• Warning: Spoilers
    As nobody desires this post war melodrama, especially the four uncredited directors, it landed with a loud thud near the top of MGM's most notorious disasters. By 1947, Greer Garson was the top leading lady at MGM of dramatic parts, more popular than glamour girl Lana Turner, much more well liked than the eccentric Katharine Hepburn, and the only actress in Hollywood outside of Bette Davis to seemingly be nominated for an Oscar almost every year. For the former Mrs. Miniver and Madame Curie, all it seems that she needed to do was get a script, memorize her part, and gold would strike. Unfortunately, she had flopped with "Adventure", and this, her first film after that, signaled that pairing her with anybody other than Walter Pidgeon, was probably not a good idea. Garson for this film got two leading men,

    Quickly rising up the ranks after years of minor parts and sudden success, brooding Robert Mitchum was cast as one of her two leading men here, and the forgotten Richard Hart was cast in the other major male role. What ends up happening here is a screenplay so messed up that upon the initial screening, I'm surprised that Louis B. himself didn't order the film shelved, simply to save face for the obvious fiasco that it is. Too moody and weird, this film has a structure that can only be described as an art house film that just didn't work. It's a post war story about the turmoil that supposed widow Garson goes through when her husband's pal (Hart) shows up to help Garson deal with her grief. Brief flashbacks to Garson marrying Mitchum follow to add confusing twists in the mix. The set direction and photography take over as the stars, but all that remains is an attractive 90 minute bore that seems to take itself too seriously as a piece of art.

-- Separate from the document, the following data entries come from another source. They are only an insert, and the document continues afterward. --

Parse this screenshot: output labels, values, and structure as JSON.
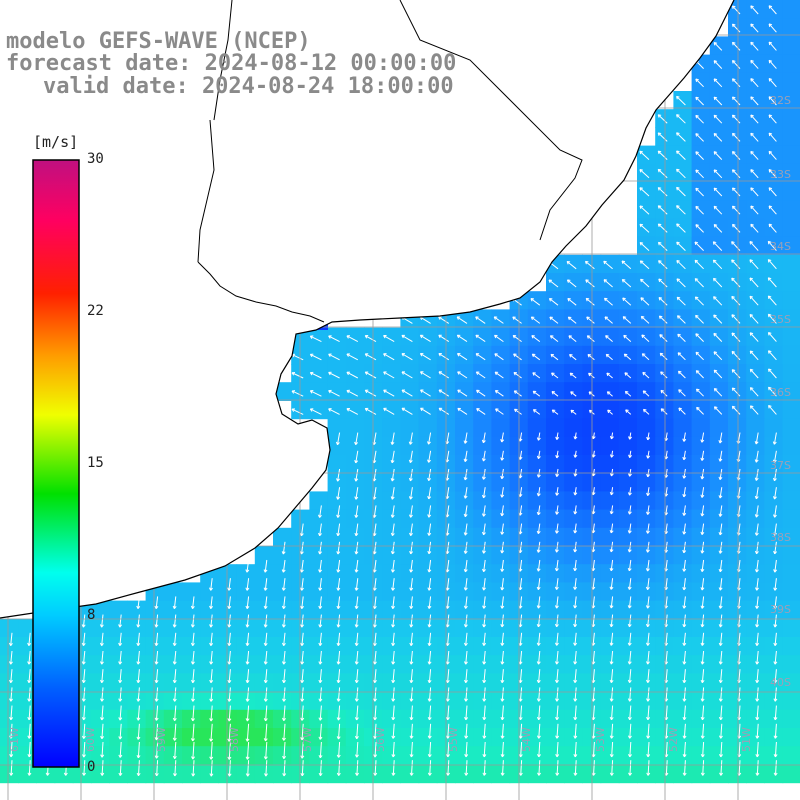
{
  "header": {
    "line1": "modelo GEFS-WAVE (NCEP)",
    "line2": "forecast date: 2024-08-12 00:00:00",
    "line3": "valid date: 2024-08-24 18:00:00"
  },
  "colorbar": {
    "unit": "[m/s]",
    "ticks": [
      {
        "label": "30",
        "value": 30
      },
      {
        "label": "22",
        "value": 22
      },
      {
        "label": "15",
        "value": 15
      },
      {
        "label": "8",
        "value": 8
      },
      {
        "label": "0",
        "value": 0
      }
    ]
  },
  "grid": {
    "lat_labels": [
      "32S",
      "33S",
      "34S",
      "35S",
      "36S",
      "37S",
      "38S",
      "39S",
      "40S"
    ],
    "lon_labels": [
      "61W",
      "60W",
      "59W",
      "58W",
      "57W",
      "56W",
      "55W",
      "54W",
      "53W",
      "52W",
      "51W"
    ]
  },
  "colors": {
    "land": "#ffffff",
    "coast": "#000000",
    "gridline": "#9a9a9a",
    "arrow": "#ffffff",
    "ocean_low": "#0a2bff",
    "ocean_mid": "#1a8cff",
    "ocean_high": "#19e6e0",
    "header_text": "#8a8a8a"
  },
  "field": {
    "variable": "wind speed",
    "units": "m/s"
  }
}
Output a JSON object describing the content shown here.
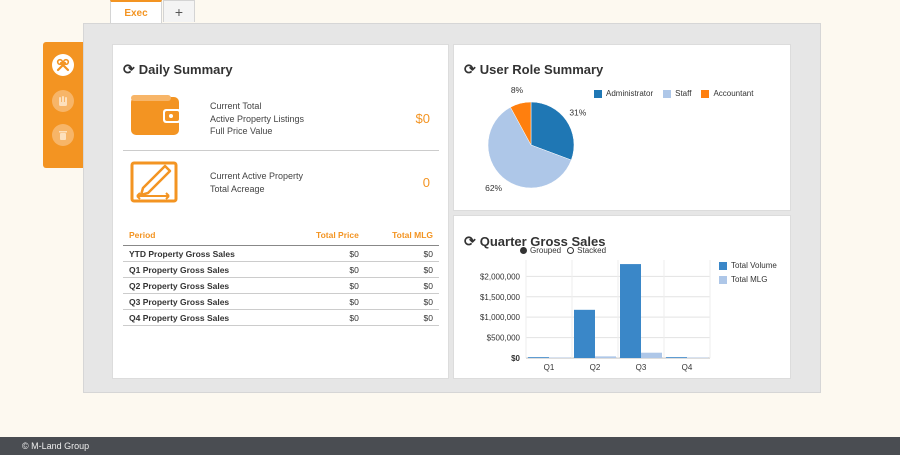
{
  "tabs": {
    "active": "Exec",
    "add": "+"
  },
  "sidebar": {
    "icons": [
      "tools-icon",
      "hand-icon",
      "trash-icon"
    ]
  },
  "daily": {
    "title": "Daily Summary",
    "row1": {
      "lines": [
        "Current Total",
        "Active Property Listings",
        "Full Price Value"
      ],
      "value": "$0"
    },
    "row2": {
      "lines": [
        "Current Active Property",
        "Total Acreage"
      ],
      "value": "0"
    },
    "table": {
      "headers": [
        "Period",
        "Total Price",
        "Total MLG"
      ],
      "rows": [
        [
          "YTD Property Gross Sales",
          "$0",
          "$0"
        ],
        [
          "Q1 Property Gross Sales",
          "$0",
          "$0"
        ],
        [
          "Q2 Property Gross Sales",
          "$0",
          "$0"
        ],
        [
          "Q3 Property Gross Sales",
          "$0",
          "$0"
        ],
        [
          "Q4 Property Gross Sales",
          "$0",
          "$0"
        ]
      ]
    }
  },
  "role": {
    "title": "User Role Summary",
    "colors": [
      "#1f77b4",
      "#aec7e8",
      "#ff7f0e"
    ]
  },
  "quarter": {
    "title": "Quarter Gross Sales",
    "mode": {
      "grouped": "Grouped",
      "stacked": "Stacked",
      "selected": "Grouped"
    },
    "colors": [
      "#3a87c8",
      "#aec7e8"
    ]
  },
  "footer": {
    "text": "© M-Land Group"
  },
  "chart_data": [
    {
      "type": "pie",
      "categories": [
        "Administrator",
        "Staff",
        "Accountant"
      ],
      "values": [
        31,
        62,
        8
      ],
      "labels": [
        "31%",
        "62%",
        "8%"
      ],
      "legend": "top-right"
    },
    {
      "type": "bar",
      "categories": [
        "Q1",
        "Q2",
        "Q3",
        "Q4"
      ],
      "series": [
        {
          "name": "Total Volume",
          "values": [
            20000,
            1180000,
            2300000,
            20000
          ]
        },
        {
          "name": "Total MLG",
          "values": [
            10000,
            40000,
            130000,
            10000
          ]
        }
      ],
      "yticks": [
        "$0",
        "$500,000",
        "$1,000,000",
        "$1,500,000",
        "$2,000,000"
      ],
      "ylim": [
        0,
        2400000
      ],
      "grid": true,
      "legend": "right"
    }
  ]
}
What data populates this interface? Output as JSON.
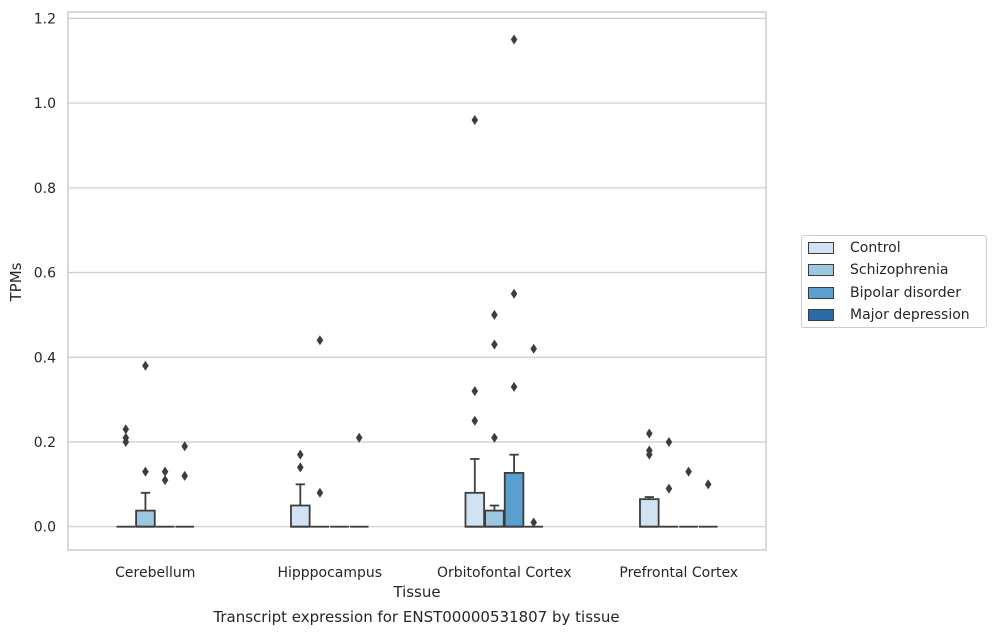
{
  "caption": "Transcript expression for ENST00000531807 by tissue",
  "chart_data": {
    "type": "box",
    "title": "",
    "xlabel": "Tissue",
    "ylabel": "TPMs",
    "ylim": [
      -0.055,
      1.215
    ],
    "yticks": [
      "0.0",
      "0.2",
      "0.4",
      "0.6",
      "0.8",
      "1.0",
      "1.2"
    ],
    "grid": "horizontal",
    "legend_position": "right",
    "categories": [
      "Cerebellum",
      "Hipppocampus",
      "Orbitofontal Cortex",
      "Prefrontal Cortex"
    ],
    "series": [
      {
        "name": "Control",
        "color": "#d1e2f2",
        "boxes": [
          {
            "q1": 0,
            "median": 0,
            "q3": 0,
            "whisker_low": 0,
            "whisker_high": 0,
            "outliers": [
              0.23,
              0.21,
              0.2
            ]
          },
          {
            "q1": 0,
            "median": 0,
            "q3": 0.05,
            "whisker_low": 0,
            "whisker_high": 0.1,
            "outliers": [
              0.17,
              0.14
            ]
          },
          {
            "q1": 0,
            "median": 0,
            "q3": 0.08,
            "whisker_low": 0,
            "whisker_high": 0.16,
            "outliers": [
              0.96,
              0.32,
              0.25
            ]
          },
          {
            "q1": 0,
            "median": 0,
            "q3": 0.065,
            "whisker_low": 0,
            "whisker_high": 0.07,
            "outliers": [
              0.22,
              0.18,
              0.17
            ]
          }
        ]
      },
      {
        "name": "Schizophrenia",
        "color": "#9dc6e0",
        "boxes": [
          {
            "q1": 0,
            "median": 0,
            "q3": 0.038,
            "whisker_low": 0,
            "whisker_high": 0.08,
            "outliers": [
              0.38,
              0.13
            ]
          },
          {
            "q1": 0,
            "median": 0,
            "q3": 0,
            "whisker_low": 0,
            "whisker_high": 0,
            "outliers": [
              0.44,
              0.08
            ]
          },
          {
            "q1": 0,
            "median": 0,
            "q3": 0.038,
            "whisker_low": 0,
            "whisker_high": 0.05,
            "outliers": [
              0.5,
              0.43,
              0.21
            ]
          },
          {
            "q1": 0,
            "median": 0,
            "q3": 0,
            "whisker_low": 0,
            "whisker_high": 0,
            "outliers": [
              0.2,
              0.09
            ]
          }
        ]
      },
      {
        "name": "Bipolar disorder",
        "color": "#5a9fcd",
        "boxes": [
          {
            "q1": 0,
            "median": 0,
            "q3": 0,
            "whisker_low": 0,
            "whisker_high": 0,
            "outliers": [
              0.13,
              0.11
            ]
          },
          {
            "q1": 0,
            "median": 0,
            "q3": 0,
            "whisker_low": 0,
            "whisker_high": 0,
            "outliers": []
          },
          {
            "q1": 0,
            "median": 0,
            "q3": 0.127,
            "whisker_low": 0,
            "whisker_high": 0.17,
            "outliers": [
              1.15,
              0.55,
              0.33
            ]
          },
          {
            "q1": 0,
            "median": 0,
            "q3": 0,
            "whisker_low": 0,
            "whisker_high": 0,
            "outliers": [
              0.13
            ]
          }
        ]
      },
      {
        "name": "Major depression",
        "color": "#2b6ca8",
        "boxes": [
          {
            "q1": 0,
            "median": 0,
            "q3": 0,
            "whisker_low": 0,
            "whisker_high": 0,
            "outliers": [
              0.19,
              0.12
            ]
          },
          {
            "q1": 0,
            "median": 0,
            "q3": 0,
            "whisker_low": 0,
            "whisker_high": 0,
            "outliers": [
              0.21
            ]
          },
          {
            "q1": 0,
            "median": 0,
            "q3": 0,
            "whisker_low": 0,
            "whisker_high": 0,
            "outliers": [
              0.42,
              0.01
            ]
          },
          {
            "q1": 0,
            "median": 0,
            "q3": 0,
            "whisker_low": 0,
            "whisker_high": 0,
            "outliers": [
              0.1
            ]
          }
        ]
      }
    ]
  }
}
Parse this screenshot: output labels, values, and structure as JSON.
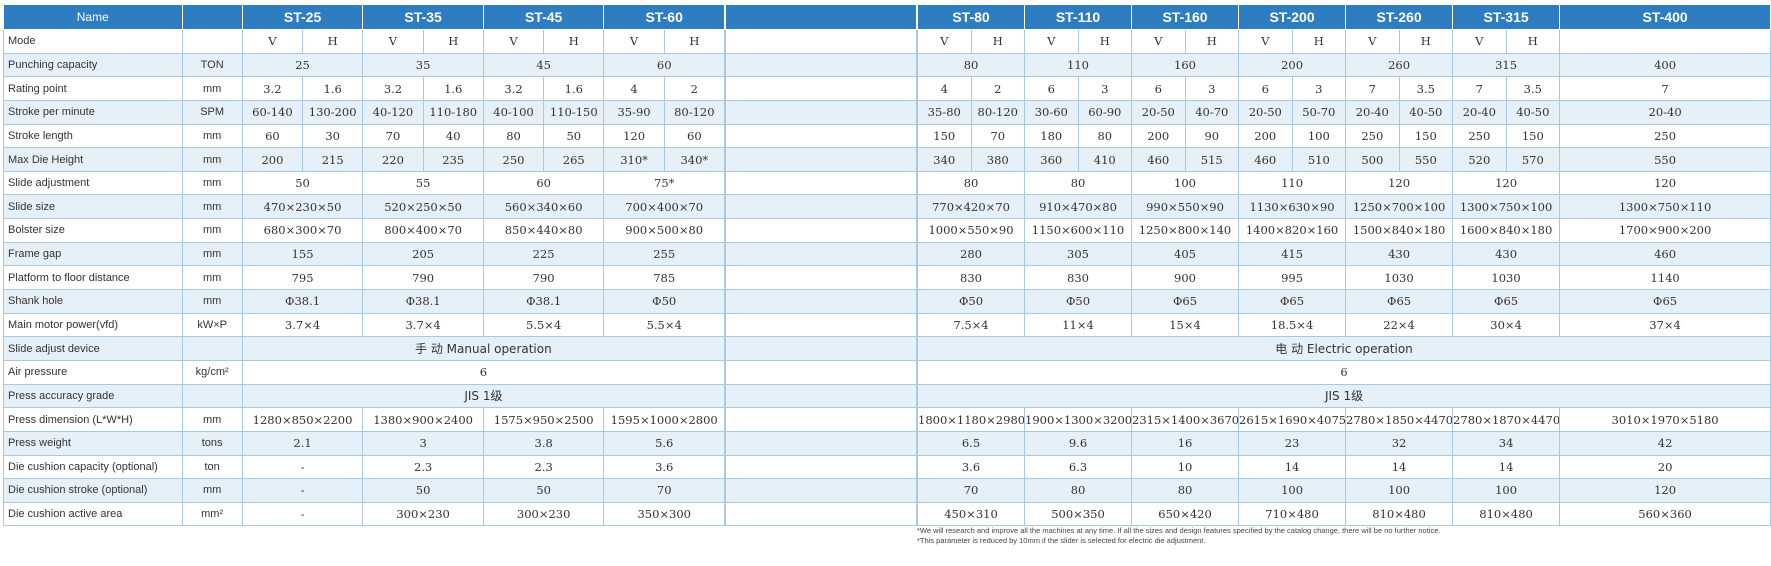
{
  "header": {
    "name": "Name",
    "left_models": [
      "ST-25",
      "ST-35",
      "ST-45",
      "ST-60"
    ],
    "right_models": [
      "ST-80",
      "ST-110",
      "ST-160",
      "ST-200",
      "ST-260",
      "ST-315",
      "ST-400"
    ]
  },
  "rows": [
    {
      "label": "Mode",
      "unit": "",
      "left": [
        "V",
        "H",
        "V",
        "H",
        "V",
        "H",
        "V",
        "H"
      ],
      "right": [
        "V",
        "H",
        "V",
        "H",
        "V",
        "H",
        "V",
        "H",
        "V",
        "H",
        "V",
        "H",
        ""
      ],
      "left_split": true,
      "right_split": true
    },
    {
      "label": "Punching capacity",
      "unit": "TON",
      "left": [
        "25",
        "35",
        "45",
        "60"
      ],
      "right": [
        "80",
        "110",
        "160",
        "200",
        "260",
        "315",
        "400"
      ]
    },
    {
      "label": "Rating point",
      "unit": "mm",
      "left": [
        "3.2",
        "1.6",
        "3.2",
        "1.6",
        "3.2",
        "1.6",
        "4",
        "2"
      ],
      "right": [
        "4",
        "2",
        "6",
        "3",
        "6",
        "3",
        "6",
        "3",
        "7",
        "3.5",
        "7",
        "3.5",
        "7"
      ],
      "left_split": true,
      "right_split": true
    },
    {
      "label": "Stroke per minute",
      "unit": "SPM",
      "left": [
        "60-140",
        "130-200",
        "40-120",
        "110-180",
        "40-100",
        "110-150",
        "35-90",
        "80-120"
      ],
      "right": [
        "35-80",
        "80-120",
        "30-60",
        "60-90",
        "20-50",
        "40-70",
        "20-50",
        "50-70",
        "20-40",
        "40-50",
        "20-40",
        "40-50",
        "20-40"
      ],
      "left_split": true,
      "right_split": true
    },
    {
      "label": "Stroke length",
      "unit": "mm",
      "left": [
        "60",
        "30",
        "70",
        "40",
        "80",
        "50",
        "120",
        "60"
      ],
      "right": [
        "150",
        "70",
        "180",
        "80",
        "200",
        "90",
        "200",
        "100",
        "250",
        "150",
        "250",
        "150",
        "250"
      ],
      "left_split": true,
      "right_split": true
    },
    {
      "label": "Max Die Height",
      "unit": "mm",
      "left": [
        "200",
        "215",
        "220",
        "235",
        "250",
        "265",
        "310*",
        "340*"
      ],
      "right": [
        "340",
        "380",
        "360",
        "410",
        "460",
        "515",
        "460",
        "510",
        "500",
        "550",
        "520",
        "570",
        "550"
      ],
      "left_split": true,
      "right_split": true
    },
    {
      "label": "Slide adjustment",
      "unit": "mm",
      "left": [
        "50",
        "55",
        "60",
        "75*"
      ],
      "right": [
        "80",
        "80",
        "100",
        "110",
        "120",
        "120",
        "120"
      ]
    },
    {
      "label": "Slide size",
      "unit": "mm",
      "left": [
        "470×230×50",
        "520×250×50",
        "560×340×60",
        "700×400×70"
      ],
      "right": [
        "770×420×70",
        "910×470×80",
        "990×550×90",
        "1130×630×90",
        "1250×700×100",
        "1300×750×100",
        "1300×750×110"
      ]
    },
    {
      "label": "Bolster size",
      "unit": "mm",
      "left": [
        "680×300×70",
        "800×400×70",
        "850×440×80",
        "900×500×80"
      ],
      "right": [
        "1000×550×90",
        "1150×600×110",
        "1250×800×140",
        "1400×820×160",
        "1500×840×180",
        "1600×840×180",
        "1700×900×200"
      ]
    },
    {
      "label": "Frame gap",
      "unit": "mm",
      "left": [
        "155",
        "205",
        "225",
        "255"
      ],
      "right": [
        "280",
        "305",
        "405",
        "415",
        "430",
        "430",
        "460"
      ]
    },
    {
      "label": "Platform to floor distance",
      "unit": "mm",
      "left": [
        "795",
        "790",
        "790",
        "785"
      ],
      "right": [
        "830",
        "830",
        "900",
        "995",
        "1030",
        "1030",
        "1140"
      ]
    },
    {
      "label": "Shank hole",
      "unit": "mm",
      "left": [
        "Φ38.1",
        "Φ38.1",
        "Φ38.1",
        "Φ50"
      ],
      "right": [
        "Φ50",
        "Φ50",
        "Φ65",
        "Φ65",
        "Φ65",
        "Φ65",
        "Φ65"
      ]
    },
    {
      "label": "Main motor power(vfd)",
      "unit": "kW×P",
      "left": [
        "3.7×4",
        "3.7×4",
        "5.5×4",
        "5.5×4"
      ],
      "right": [
        "7.5×4",
        "11×4",
        "15×4",
        "18.5×4",
        "22×4",
        "30×4",
        "37×4"
      ]
    },
    {
      "label": "Slide adjust device",
      "unit": "",
      "left_span": "手 动 Manual operation",
      "right_span": "电 动 Electric operation"
    },
    {
      "label": "Air pressure",
      "unit": "kg/cm²",
      "left_span": "6",
      "right_span": "6"
    },
    {
      "label": "Press accuracy grade",
      "unit": "",
      "left_span": "JIS 1级",
      "right_span": "JIS 1级"
    },
    {
      "label": "Press dimension (L*W*H)",
      "unit": "mm",
      "left": [
        "1280×850×2200",
        "1380×900×2400",
        "1575×950×2500",
        "1595×1000×2800"
      ],
      "right": [
        "1800×1180×2980",
        "1900×1300×3200",
        "2315×1400×3670",
        "2615×1690×4075",
        "2780×1850×4470",
        "2780×1870×4470",
        "3010×1970×5180"
      ]
    },
    {
      "label": "Press weight",
      "unit": "tons",
      "left": [
        "2.1",
        "3",
        "3.8",
        "5.6"
      ],
      "right": [
        "6.5",
        "9.6",
        "16",
        "23",
        "32",
        "34",
        "42"
      ]
    },
    {
      "label": "Die cushion capacity (optional)",
      "unit": "ton",
      "left": [
        "-",
        "2.3",
        "2.3",
        "3.6"
      ],
      "right": [
        "3.6",
        "6.3",
        "10",
        "14",
        "14",
        "14",
        "20"
      ]
    },
    {
      "label": "Die cushion stroke (optional)",
      "unit": "mm",
      "left": [
        "-",
        "50",
        "50",
        "70"
      ],
      "right": [
        "70",
        "80",
        "80",
        "100",
        "100",
        "100",
        "120"
      ]
    },
    {
      "label": "Die cushion active area",
      "unit": "mm²",
      "left": [
        "-",
        "300×230",
        "300×230",
        "350×300"
      ],
      "right": [
        "450×310",
        "500×350",
        "650×420",
        "710×480",
        "810×480",
        "810×480",
        "560×360"
      ]
    }
  ],
  "notes": [
    "*We will research and improve all the machines at any time. If all the sizes and design features specified by the catalog change, there will be no further notice.",
    "*This parameter is reduced by 10mm if the slider is selected for electric die adjustment."
  ],
  "colors": {
    "header_bg": "#2d7dc0",
    "stripe": "#e6f0f8",
    "border": "#a9c9e2"
  }
}
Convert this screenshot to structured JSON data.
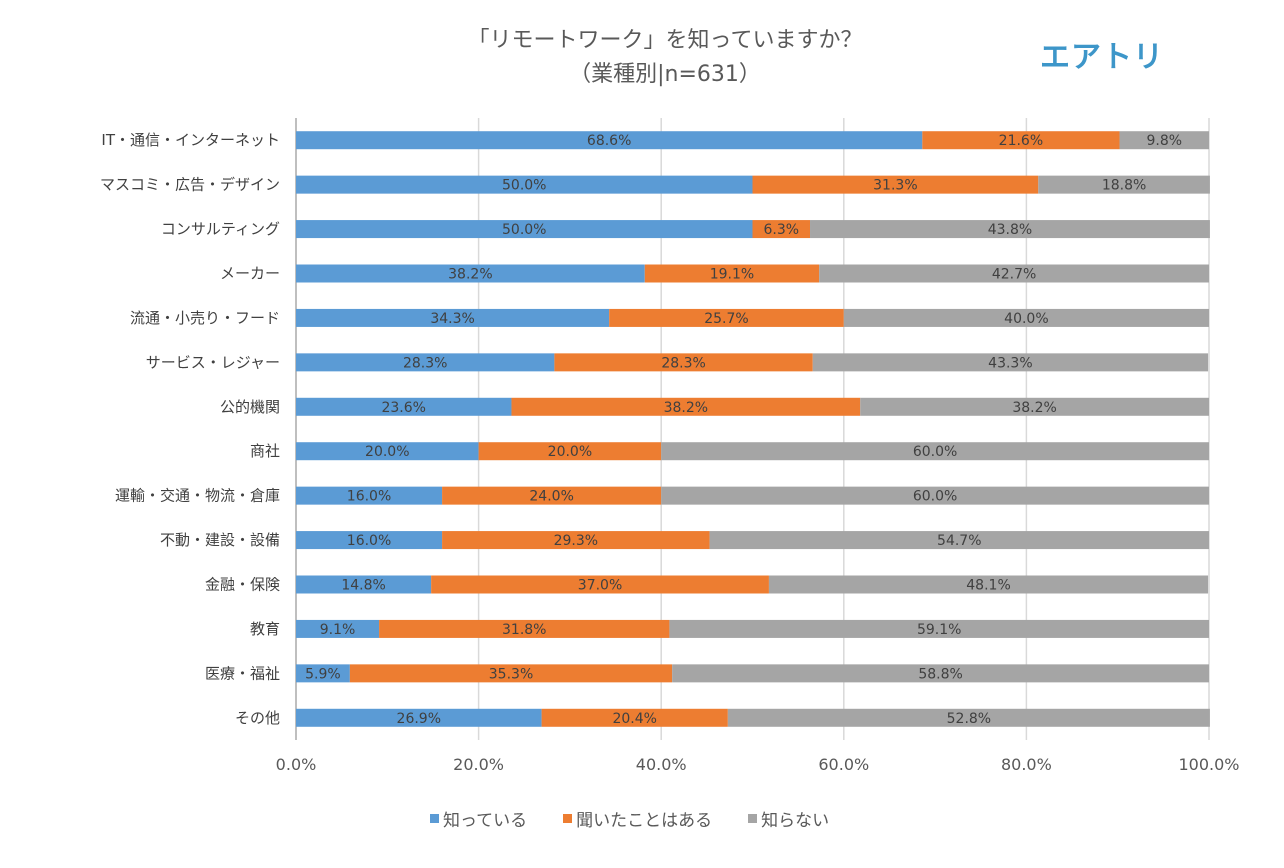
{
  "logo": "エアトリ",
  "chart_data": {
    "type": "bar",
    "orientation": "horizontal",
    "stacked": "percent",
    "title": "「リモートワーク」を知っていますか？",
    "subtitle": "（業種別|n=631）",
    "xlabel": "",
    "ylabel": "",
    "xlim": [
      0,
      100
    ],
    "x_ticks": [
      "0.0%",
      "20.0%",
      "40.0%",
      "60.0%",
      "80.0%",
      "100.0%"
    ],
    "grid": true,
    "legend_position": "bottom",
    "categories": [
      "IT・通信・インターネット",
      "マスコミ・広告・デザイン",
      "コンサルティング",
      "メーカー",
      "流通・小売り・フード",
      "サービス・レジャー",
      "公的機関",
      "商社",
      "運輸・交通・物流・倉庫",
      "不動・建設・設備",
      "金融・保険",
      "教育",
      "医療・福祉",
      "その他"
    ],
    "series": [
      {
        "name": "知っている",
        "color": "#5b9bd5",
        "values": [
          68.6,
          50.0,
          50.0,
          38.2,
          34.3,
          28.3,
          23.6,
          20.0,
          16.0,
          16.0,
          14.8,
          9.1,
          5.9,
          26.9
        ]
      },
      {
        "name": "聞いたことはある",
        "color": "#ed7d31",
        "values": [
          21.6,
          31.3,
          6.3,
          19.1,
          25.7,
          28.3,
          38.2,
          20.0,
          24.0,
          29.3,
          37.0,
          31.8,
          35.3,
          20.4
        ]
      },
      {
        "name": "知らない",
        "color": "#a5a5a5",
        "values": [
          9.8,
          18.8,
          43.8,
          42.7,
          40.0,
          43.3,
          38.2,
          60.0,
          60.0,
          54.7,
          48.1,
          59.1,
          58.8,
          52.8
        ]
      }
    ]
  }
}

    While there are a ton of extras in overstuffed crowd scene's, there's only the three actors credited in the opening that ends with producer credit rather than director credit. Several writers are also listed, as is the original novelist, so if the issue is the credited scriptwriter than the director, why did they not settle on at least one. The harsh roaring waves seem to be a metaphor for the crashdown of the film. Worse is the fact that you never really get to care about the lead males, and Garson overplays the nobility, making her saintlike, especially in the over the top musical moments in church where the choir is going way overboard to sound heavenly.